I came back from a sun-drenched New York turning all kinds of firecracker red and butter-gold yellow to my own mellow autumn palette. We’d briefly considered not getting on the plane, hiring a car and chasing the autumn colour upstate and beyond, but once I got home to our burnt oranges and buttermilk yellows I was glad not to be rushing after anything. It is time to ground myself and sort out the garden.
I fell hard for the native garden at New York Botanical Garden, a collaboration between the landscape architects Oehme, van Sweden and the garden’s own horticultural staff. It takes a refined palette of complementary colours, uses interesting plants that love their spot, and repeats this formula over various habitats. Like most stylish gardens, this works because it recycles its best tricks: the right plant in the right spot, repeated. This doesn’t limit what you grow, it’s just making sure there’s a rhythm to your space. One of everything is very tiring on the eye.
If you have a perennial that does well in your garden, looks good whatever the weather, and is big enough, lift and divide. One happy plant easily becomes several and, in time, several more. As the garden begins to die back, this is the time to take stock. It’s easier to rid yourself of plants that aren’t working when autumn has begun to take its toll.
If the weather permits, lifting and dividing can carry on all winter. In reality, this mostly happens from now till early December and again in February, if the soil is not frozen.
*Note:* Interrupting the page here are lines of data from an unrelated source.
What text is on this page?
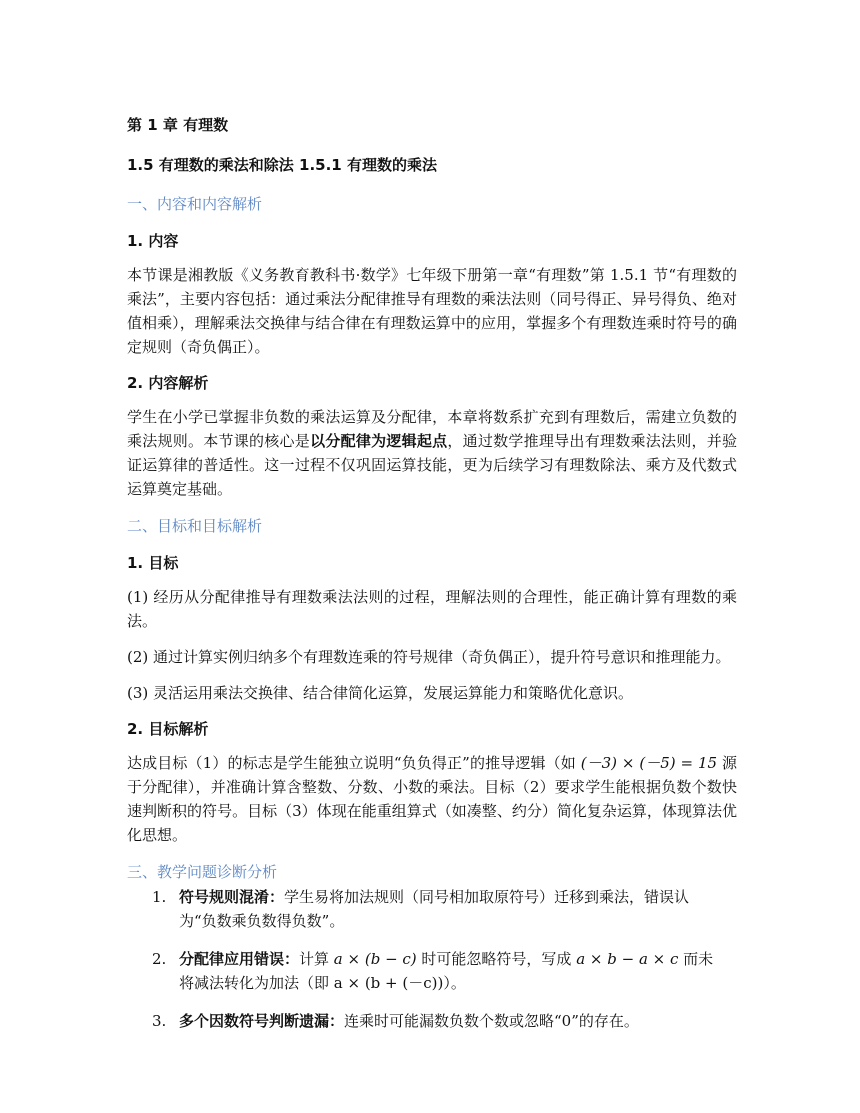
第 1 章 有理数
1.5 有理数的乘法和除法 1.5.1 有理数的乘法
一、内容和内容解析
1. 内容

本节课是湘教版《义务教育教科书·数学》七年级下册第一章“有理数”第 1.5.1 节“有理数的乘法”，主要内容包括：通过乘法分配律推导有理数的乘法法则（同号得正、异号得负、绝对值相乘），理解乘法交换律与结合律在有理数运算中的应用，掌握多个有理数连乘时符号的确定规则（奇负偶正）。

2. 内容解析

学生在小学已掌握非负数的乘法运算及分配律，本章将数系扩充到有理数后，需建立负数的乘法规则。本节课的核心是以分配律为逻辑起点，通过数学推理导出有理数乘法法则，并验证运算律的普适性。这一过程不仅巩固运算技能，更为后续学习有理数除法、乘方及代数式运算奠定基础。

二、目标和目标解析
1. 目标

(1) 经历从分配律推导有理数乘法法则的过程，理解法则的合理性，能正确计算有理数的乘法。

(2) 通过计算实例归纳多个有理数连乘的符号规律（奇负偶正），提升符号意识和推理能力。

(3) 灵活运用乘法交换律、结合律简化运算，发展运算能力和策略优化意识。

2. 目标解析

达成目标（1）的标志是学生能独立说明“负负得正”的推导逻辑（如 (－3) × (－5) = 15 源于分配律），并准确计算含整数、分数、小数的乘法。目标（2）要求学生能根据负数个数快速判断积的符号。目标（3）体现在能重组算式（如凑整、约分）简化复杂运算，体现算法优化思想。

三、教学问题诊断分析
1. 符号规则混淆：学生易将加法规则（同号相加取原符号）迁移到乘法，错误认为“负数乘负数得负数”。
2. 分配律应用错误：计算 a × (b − c) 时可能忽略符号，写成 a × b − a × c 而未将减法转化为加法（即 a × (b + (－c))）。
3. 多个因数符号判断遗漏：连乘时可能漏数负数个数或忽略“0”的存在。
The rule of thumb for perennials is this: if it flowers in early summer you can divide in autumn – the likes of geraniums, euphorbias, hemerocallis, delphiniums, primulas and epimediums. If it flowers in late summer/early autumn – such as asters, helianthus, heleniums, phormiums, sedums, and ornamental grasses – divide in spring.
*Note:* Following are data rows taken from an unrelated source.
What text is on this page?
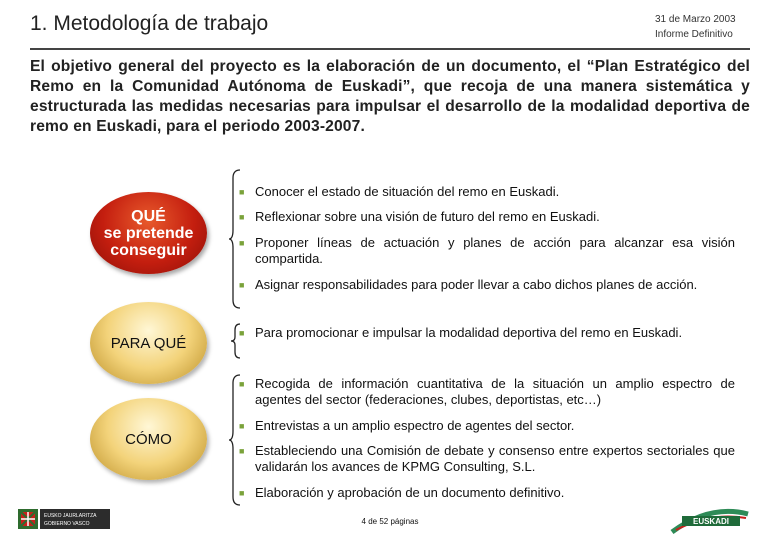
1. Metodología de trabajo	31 de Marzo 2003
Informe Definitivo
El objetivo general del proyecto es la elaboración de un documento, el “Plan Estratégico del Remo en la Comunidad Autónoma de Euskadi”, que recoja de una manera sistemática y estructurada las medidas necesarias para impulsar el desarrollo de la modalidad deportiva de remo en Euskadi, para el periodo 2003-2007.
QUÉ
se pretende
conseguir
■ Conocer el estado de situación del remo en Euskadi.
■ Reflexionar sobre una visión de futuro del remo en Euskadi.
■ Proponer líneas de actuación y planes de acción para alcanzar esa visión compartida.
■ Asignar responsabilidades para poder llevar a cabo dichos planes de acción.
PARA QUÉ
■ Para promocionar e impulsar la modalidad deportiva del remo en Euskadi.
CÓMO
■ Recogida de información cuantitativa de la situación un amplio espectro de agentes del sector (federaciones, clubes, deportistas, etc…)
■ Entrevistas a un amplio espectro de agentes del sector.
■ Estableciendo una Comisión de debate y consenso entre expertos sectoriales que validarán los avances de KPMG Consulting, S.L.
■ Elaboración y aprobación de un documento definitivo.
EUSKO JAURLARITZA
GOBIERNO VASCO	4 de 52 páginas	EUSKADI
You can break this rule – I have, plenty of times – but if you do, be kind. Make sure your divisions are large enough that the plant isn’t struggling to re-establish. If there’s a threat of rotting off, pot up your divisions and put them in a cold frame or the lee of the house so the worst of the weather is kept off. When replanting, top-dress with homemade compost to keep the weeds down. Feed the new growth in spring, and insulate the roots.
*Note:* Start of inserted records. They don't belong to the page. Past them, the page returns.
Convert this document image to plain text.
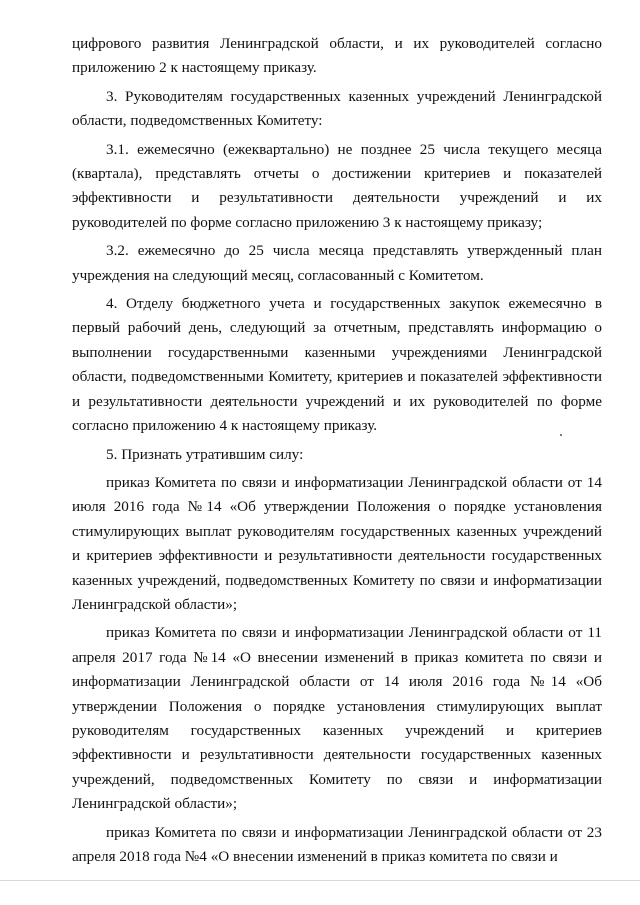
цифрового развития Ленинградской области, и их руководителей согласно приложению 2 к настоящему приказу.

3. Руководителям государственных казенных учреждений Ленинградской области, подведомственных Комитету:

3.1. ежемесячно (ежеквартально) не позднее 25 числа текущего месяца (квартала), представлять отчеты о достижении критериев и показателей эффективности и результативности деятельности учреждений и их руководителей по форме согласно приложению 3 к настоящему приказу;

3.2. ежемесячно до 25 числа месяца представлять утвержденный план учреждения на следующий месяц, согласованный с Комитетом.

4. Отделу бюджетного учета и государственных закупок ежемесячно в первый рабочий день, следующий за отчетным, представлять информацию о выполнении государственными казенными учреждениями Ленинградской области, подведомственными Комитету, критериев и показателей эффективности и результативности деятельности учреждений и их руководителей по форме согласно приложению 4 к настоящему приказу.

5. Признать утратившим силу:

приказ Комитета по связи и информатизации Ленинградской области от 14 июля 2016 года №14 «Об утверждении Положения о порядке установления стимулирующих выплат руководителям государственных казенных учреждений и критериев эффективности и результативности деятельности государственных казенных учреждений, подведомственных Комитету по связи и информатизации Ленинградской области»;

приказ Комитета по связи и информатизации Ленинградской области от 11 апреля 2017 года №14 «О внесении изменений в приказ комитета по связи и информатизации Ленинградской области от 14 июля 2016 года №14 «Об утверждении Положения о порядке установления стимулирующих выплат руководителям государственных казенных учреждений и критериев эффективности и результативности деятельности государственных казенных учреждений, подведомственных Комитету по связи и информатизации Ленинградской области»;

приказ Комитета по связи и информатизации Ленинградской области от 23 апреля 2018 года №4 «О внесении изменений в приказ комитета по связи и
As to how you divide, the best way is prising the root ball apart with two forks back to back. For tougher specimens, use a spade to slice off sections. Discard any woody middles, cut down tall stems that may rock the roots in winter winds, and replant divisions quickly to avoid them drying out. If you can’t, then store the plants in old compost sacks with holes punched in. Robust perennials can sit for a month or more in such a home.